Messaggioda lucameni il 20/07/2012, 15:55

Bè io sono iscritto alla facoltà di Scienze Politiche a Firenze, per prendere una seconda laurea. Ovviamente visto il mio status di 40enne sono studente - lavoratore, che studia sia per interesse personale (devo dire che per ora mi sono capitati per lo più esami interessanti e molto formativi) sia per rimpolpare il curriculum.
Come me, seppur minoranza tra tanti giovincelli, ci sono altri che magari potrebbero fruire del cosidetto piano di studi part-time.
Questo per dire che la realtà universitaria è quanto mai variegata. E che negli anni, anche con la testimonianza di coloro che hanno frequentato tra gli anni '60 e gli anni 2000, le cose si sono evolute e involute in maniera ciclica, portandosi dietro diverse politiche di selezione, spesso cervellotiche, a volte incomprensibili, a volte fin troppo comprensibili.
Per non parlare delle differenze spesso abissali tra sede e sede universitaria, tra facoltà e facoltà in termini di difficoltà, di quantità di studio, di selezioni più o meno accurate, di rapporto con i docenti.
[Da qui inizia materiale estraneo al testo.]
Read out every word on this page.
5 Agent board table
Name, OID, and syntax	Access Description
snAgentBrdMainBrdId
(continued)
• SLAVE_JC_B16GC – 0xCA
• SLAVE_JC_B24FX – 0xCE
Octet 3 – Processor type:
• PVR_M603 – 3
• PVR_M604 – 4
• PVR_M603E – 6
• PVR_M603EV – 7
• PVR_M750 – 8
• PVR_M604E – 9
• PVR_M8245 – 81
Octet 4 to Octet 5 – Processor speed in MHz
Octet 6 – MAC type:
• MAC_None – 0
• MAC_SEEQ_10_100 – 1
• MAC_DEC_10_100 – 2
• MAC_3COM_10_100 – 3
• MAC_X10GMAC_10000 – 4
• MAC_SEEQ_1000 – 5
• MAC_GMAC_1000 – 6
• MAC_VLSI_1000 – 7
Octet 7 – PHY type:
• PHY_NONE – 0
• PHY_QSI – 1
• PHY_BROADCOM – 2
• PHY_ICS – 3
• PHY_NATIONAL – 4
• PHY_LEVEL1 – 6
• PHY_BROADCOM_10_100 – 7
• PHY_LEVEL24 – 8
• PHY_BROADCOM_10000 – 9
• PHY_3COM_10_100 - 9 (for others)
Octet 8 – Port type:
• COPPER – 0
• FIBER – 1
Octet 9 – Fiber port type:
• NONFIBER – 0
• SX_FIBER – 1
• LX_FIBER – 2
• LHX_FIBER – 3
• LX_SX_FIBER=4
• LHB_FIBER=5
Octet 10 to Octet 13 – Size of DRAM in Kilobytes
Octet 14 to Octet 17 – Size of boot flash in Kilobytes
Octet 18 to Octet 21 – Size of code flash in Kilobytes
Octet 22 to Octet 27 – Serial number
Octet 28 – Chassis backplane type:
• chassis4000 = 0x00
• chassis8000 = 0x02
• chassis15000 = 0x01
In questi anni di frequentazione, prima a Legge e poi a Sc. Pol. (affrontata con tutta calma ma pure con un certo esborso di denaro), mi sono più che mai balzati agli occhi moltissime incongruenze, assurdità, disorganizzazioni, e via e via che non sono mai state prese in esame dai vari editorialisti, commentatori. E - purtroppo - pure dai ministri o presunti esperti.
Quindi mi dà un certo fastidio che se ne parli così per discorsi fumosi, appunto tipo quello del ministro, mentre la realtà è parecchio complicata e molto meno manichea di quello che vogliano far apparire i soloni di turno.